The Simple-Minded Murderer (1982)

With The Simple-Minded Murderer Hasse Alfredsson showed that his abilities reach far beyond comedy. This is a frightening movie, in several ways. Stylistically, the film proved to be far more diverse than I expected it to be. Alfredsson boldly tries out different styles - to capture different atmospheres - realism of a fairly traditional vein is intermingled with the supernatural (along with operatic music!). What works so greatly is that there is no tired distinction between fantasy/reality, but, rather, the supernatural is also, in its own way, real. The film also draws parallels between historical situation in a way that to some may feel strange, but I appreciated his ways of explicating a theme in the movie by suddenly bringing in a completely different time. Somebody has compared the film with Derek Jarman's work (!) and that makes complete sense to me: here you have a similar break with traditional forms.

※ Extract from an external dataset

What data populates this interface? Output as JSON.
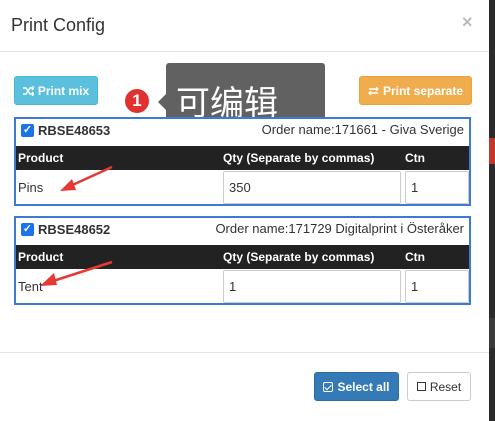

Sven (good performance by Stellan Skarsgård) is seen as retarded because of a speech defect. He is exploited by some kind of industrialist. He sleeps in a barn and is forced to work hard. As he befriends Anna, who is dependent on her wheelchair, he gets to work for and live with Anna's family. But the industrialist does not like this new arrangement and sets out to revenge. The story is told in bits and pieces, with flashbacks. Somehow, this seems to be a fruitful approach to the material, and heightens the sense we often get of different levels of reality.

One could say that The Simple-minded murderer is about the nature of evil. Without shying away from melodrama (which is both good and bad), the film is built like a morality tale. The industrialist symbolizes an almost absolute sense of evil. He is evil not because of some petty interest he seeks to further, but rather, the evil things he does has no specific purpose. Admittedly, Alfredsson sometimes reverts to all too familiar clichés about evil: we see the industrialist gorging himself together with his pals, engaging in all kinds of debauchery (which, however, is depicted not as exotic and titillating but as very, very boring) - I mean, this association of debauchery and evil does not help us understand anything.